L'aspect technique allait forcément être étudié, surtout quand on sait l'intérêt porté à Oshii aux détails (voyez la reproduction quasi maniaque des mécaniques d'avions ✈️, de motos, de flingues...) mais aussi après la claque GITS Innocence il y a 5 ans. Dans Sky Crawlers, les incrustations numériques sont superbes, comme on le découvre dans les rares combats aériens à la mise en scène juste exceptionnelle. De même, les décors sont jolis, propres et fouillés. En revanche, il y a au-delà de tout ça un énorme décalage avec le design des personnages et l'animation 2D, qui sont nettement en retrait et juste médiocres pour un film de ce calibre et avec ce budget. Il est assez impressionnant de voir à quel point les cellulos manquent de détails, et l'animation d'images par seconde.

C'est comme si pour la réalisation, la césure psychologique des thèmes abordés dans le scénario se traduisait sur le plan technique - ces aviateurs avatars ne se réalisent vraiment que dans les cieux, le reste n'étant que latence et réflexion stérile. A ce titre, on remarquera un autre clivage entre les couleurs au sol volontairement limitées, peu franches, alors que le rythme véloce et féroce des escapades aériennes tranche avec cette mélancolie. Dommage que la musique de Kawai, pourtant toujours au top, se montre si discrète ; elle aurait pu renforcer l'empathie sur ces sujets. On notera également au casting doublage, les actrices Rinko Kikuchi et Chiaki Kuriyama.
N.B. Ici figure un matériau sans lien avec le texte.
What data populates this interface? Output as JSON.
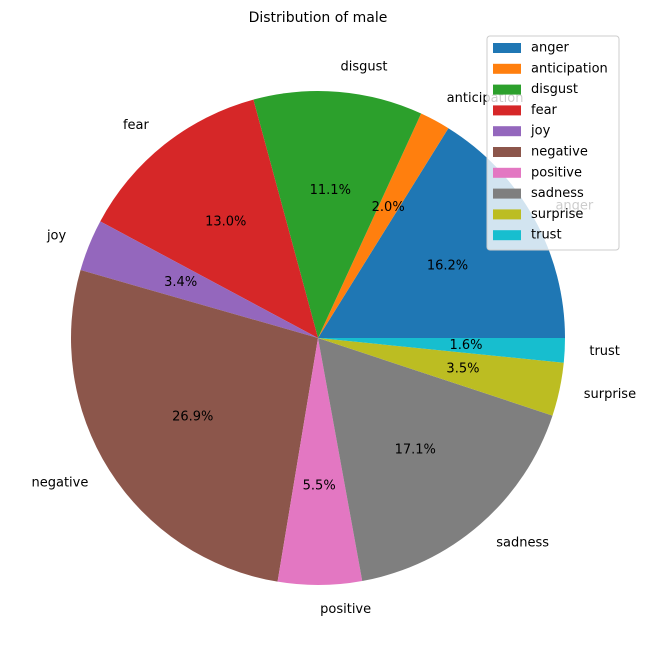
{
  "chart_data": {
    "type": "pie",
    "title": "Distribution of male",
    "categories": [
      "anger",
      "anticipation",
      "disgust",
      "fear",
      "joy",
      "negative",
      "positive",
      "sadness",
      "surprise",
      "trust"
    ],
    "values": [
      16.2,
      2.0,
      11.1,
      13.0,
      3.4,
      26.9,
      5.5,
      17.1,
      3.5,
      1.6
    ],
    "value_labels": [
      "16.2%",
      "2.0%",
      "11.1%",
      "13.0%",
      "3.4%",
      "26.9%",
      "5.5%",
      "17.1%",
      "3.5%",
      "1.6%"
    ],
    "colors": [
      "#1f77b4",
      "#ff7f0e",
      "#2ca02c",
      "#d62728",
      "#9467bd",
      "#8c564b",
      "#e377c2",
      "#7f7f7f",
      "#bcbd22",
      "#17becf"
    ],
    "start_angle_deg": 0,
    "direction": "counterclockwise",
    "legend_position": "upper right"
  }
}
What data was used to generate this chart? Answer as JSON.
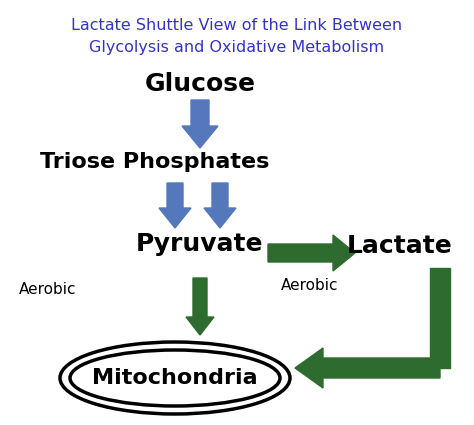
{
  "title_line1": "Lactate Shuttle View of the Link Between",
  "title_line2": "Glycolysis and Oxidative Metabolism",
  "title_color": "#3333CC",
  "title_fontsize": 11.5,
  "blue_arrow_color": "#5577BB",
  "green_arrow_color": "#2E6B2E",
  "text_color": "#000000",
  "bg_color": "#FFFFFF",
  "labels": {
    "glucose": "Glucose",
    "triose": "Triose Phosphates",
    "pyruvate": "Pyruvate",
    "lactate": "Lactate",
    "mitochondria": "Mitochondria",
    "aerobic_left": "Aerobic",
    "aerobic_right": "Aerobic"
  },
  "label_fontsizes": {
    "glucose": 18,
    "triose": 16,
    "pyruvate": 18,
    "lactate": 18,
    "mitochondria": 16,
    "aerobic": 11
  }
}
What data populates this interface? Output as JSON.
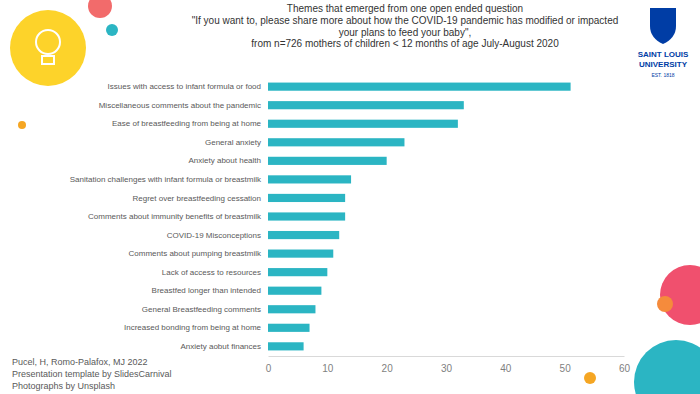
{
  "chart_data": {
    "type": "bar",
    "orientation": "horizontal",
    "title": "Themes that emerged from one open ended question",
    "subtitle": [
      "\"If you want to, please share more about how the COVID-19 pandemic has modified or impacted",
      "your plans to feed your baby\",",
      "from n=726  mothers of children < 12 months of age July-August 2020"
    ],
    "categories": [
      "Issues with access to infant formula or food",
      "Miscellaneous comments about the pandemic",
      "Ease of breastfeeding from being at home",
      "General anxiety",
      "Anxiety about health",
      "Sanitation challenges with infant formula or breastmilk",
      "Regret over breastfeeding cessation",
      "Comments about immunity benefits of breastmilk",
      "COVID-19 Misconceptions",
      "Comments about pumping breastmilk",
      "Lack of access to resources",
      "Breastfed longer than intended",
      "General Breastfeeding comments",
      "Increased bonding from being at home",
      "Anxiety aobut finances"
    ],
    "values": [
      51,
      33,
      32,
      23,
      20,
      14,
      13,
      13,
      12,
      11,
      10,
      9,
      8,
      7,
      6
    ],
    "color": "#2bb5c3",
    "xlim": [
      0,
      60
    ],
    "xticks": [
      0,
      10,
      20,
      30,
      40,
      50,
      60
    ],
    "grid": false,
    "annotations": [
      "Pucel, H, Romo-Palafox, MJ 2022",
      "Presentation template by SlidesCarnival",
      "Photographs by Unsplash",
      "SAINT LOUIS",
      "UNIVERSITY",
      "EST. 1818"
    ]
  }
}
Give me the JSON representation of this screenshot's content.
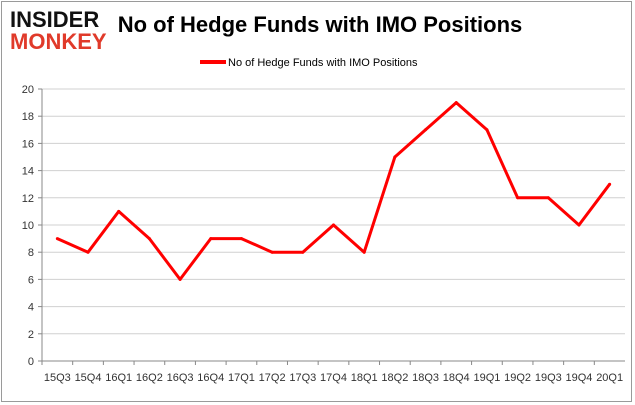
{
  "logo": {
    "line1": "INSIDER",
    "line2": "MONKEY"
  },
  "chart_data": {
    "type": "line",
    "title": "No of Hedge Funds with IMO Positions",
    "categories": [
      "15Q3",
      "15Q4",
      "16Q1",
      "16Q2",
      "16Q3",
      "16Q4",
      "17Q1",
      "17Q2",
      "17Q3",
      "17Q4",
      "18Q1",
      "18Q2",
      "18Q3",
      "18Q4",
      "19Q1",
      "19Q2",
      "19Q3",
      "19Q4",
      "20Q1"
    ],
    "series": [
      {
        "name": "No of Hedge Funds with IMO Positions",
        "color": "#ff0000",
        "values": [
          9,
          8,
          11,
          9,
          6,
          9,
          9,
          8,
          8,
          10,
          8,
          15,
          17,
          19,
          17,
          12,
          12,
          10,
          13
        ]
      }
    ],
    "ylim": [
      0,
      20
    ],
    "yticks": [
      0,
      2,
      4,
      6,
      8,
      10,
      12,
      14,
      16,
      18,
      20
    ],
    "grid": true,
    "legend": "top-center",
    "xlabel": "",
    "ylabel": ""
  }
}
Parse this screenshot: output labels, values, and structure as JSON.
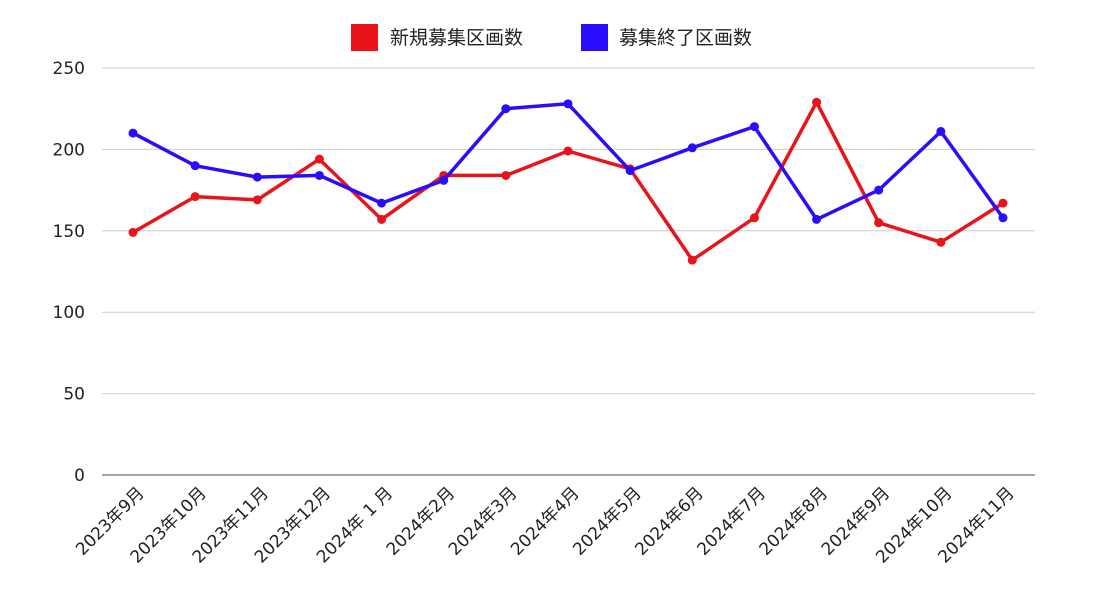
{
  "chart_data": {
    "type": "line",
    "categories": [
      "2023年9月",
      "2023年10月",
      "2023年11月",
      "2023年12月",
      "2024年 1 月",
      "2024年2月",
      "2024年3月",
      "2024年4月",
      "2024年5月",
      "2024年6月",
      "2024年7月",
      "2024年8月",
      "2024年9月",
      "2024年10月",
      "2024年11月"
    ],
    "series": [
      {
        "name": "新規募集区画数",
        "color": "#e8141a",
        "values": [
          149,
          171,
          169,
          194,
          157,
          184,
          184,
          199,
          188,
          132,
          158,
          229,
          155,
          143,
          167
        ]
      },
      {
        "name": "募集終了区画数",
        "color": "#2a0dfa",
        "values": [
          210,
          190,
          183,
          184,
          167,
          181,
          225,
          228,
          187,
          201,
          214,
          157,
          175,
          211,
          158
        ]
      }
    ],
    "ylim": [
      0,
      250
    ],
    "yticks": [
      0,
      50,
      100,
      150,
      200,
      250
    ],
    "grid": true,
    "legend_position": "top-center",
    "title": "",
    "xlabel": "",
    "ylabel": ""
  }
}
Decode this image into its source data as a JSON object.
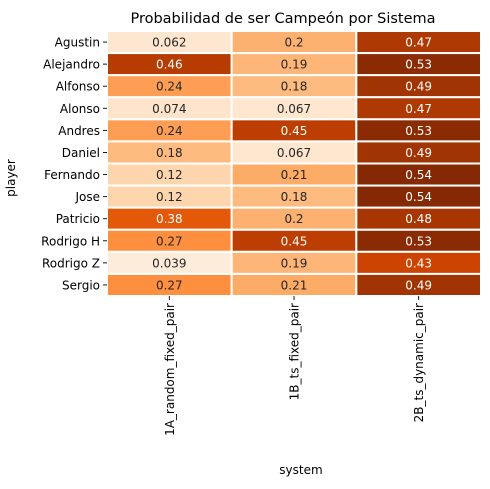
{
  "chart_data": {
    "type": "heatmap",
    "title": "Probabilidad de ser Campeón por Sistema",
    "xlabel": "system",
    "ylabel": "player",
    "colormap": "Oranges",
    "color_range": [
      0.0,
      0.55
    ],
    "grid_line_color": "#ffffff",
    "text_dark": "#262626",
    "text_light": "#ffffff",
    "columns": [
      "1A_random_fixed_pair",
      "1B_ts_fixed_pair",
      "2B_ts_dynamic_pair"
    ],
    "rows": [
      "Agustin",
      "Alejandro",
      "Alfonso",
      "Alonso",
      "Andres",
      "Daniel",
      "Fernando",
      "Jose",
      "Patricio",
      "Rodrigo H",
      "Rodrigo Z",
      "Sergio"
    ],
    "labels": [
      [
        "0.062",
        "0.2",
        "0.47"
      ],
      [
        "0.46",
        "0.19",
        "0.53"
      ],
      [
        "0.24",
        "0.18",
        "0.49"
      ],
      [
        "0.074",
        "0.067",
        "0.47"
      ],
      [
        "0.24",
        "0.45",
        "0.53"
      ],
      [
        "0.18",
        "0.067",
        "0.49"
      ],
      [
        "0.12",
        "0.21",
        "0.54"
      ],
      [
        "0.12",
        "0.18",
        "0.54"
      ],
      [
        "0.38",
        "0.2",
        "0.48"
      ],
      [
        "0.27",
        "0.45",
        "0.53"
      ],
      [
        "0.039",
        "0.19",
        "0.43"
      ],
      [
        "0.27",
        "0.21",
        "0.49"
      ]
    ],
    "values": [
      [
        0.062,
        0.2,
        0.47
      ],
      [
        0.46,
        0.19,
        0.53
      ],
      [
        0.24,
        0.18,
        0.49
      ],
      [
        0.074,
        0.067,
        0.47
      ],
      [
        0.24,
        0.45,
        0.53
      ],
      [
        0.18,
        0.067,
        0.49
      ],
      [
        0.12,
        0.21,
        0.54
      ],
      [
        0.12,
        0.18,
        0.54
      ],
      [
        0.38,
        0.2,
        0.48
      ],
      [
        0.27,
        0.45,
        0.53
      ],
      [
        0.039,
        0.19,
        0.43
      ],
      [
        0.27,
        0.21,
        0.49
      ]
    ]
  }
}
Vous vous souvenez quand j'écrivais que les dialogues d'Innocence ressemblaient "trop à un vulgaire feuilletage du dictionnaire des citations pour prétendre à un quelconque intérêt" ? Dans Sky Crawlers, Oshii a beaucoup travaillé les dialogues et ceux-ci deviennent vite intéressants. Mais du coup, la lenteur et le manque de rythme flagrant lié à l'empathie du film sur la condition des Kildren pourra vraiment ennuyer le spectateur. Pourtant, l'intention est plus que louable. Clairement, il s'agit d'un film difficile et compliqué, qui ouvre la réflexion en ne fermant pas sa lecture du scénario et donc à ne pas mettre à la portée de tous, sous peine de le voir fustigé.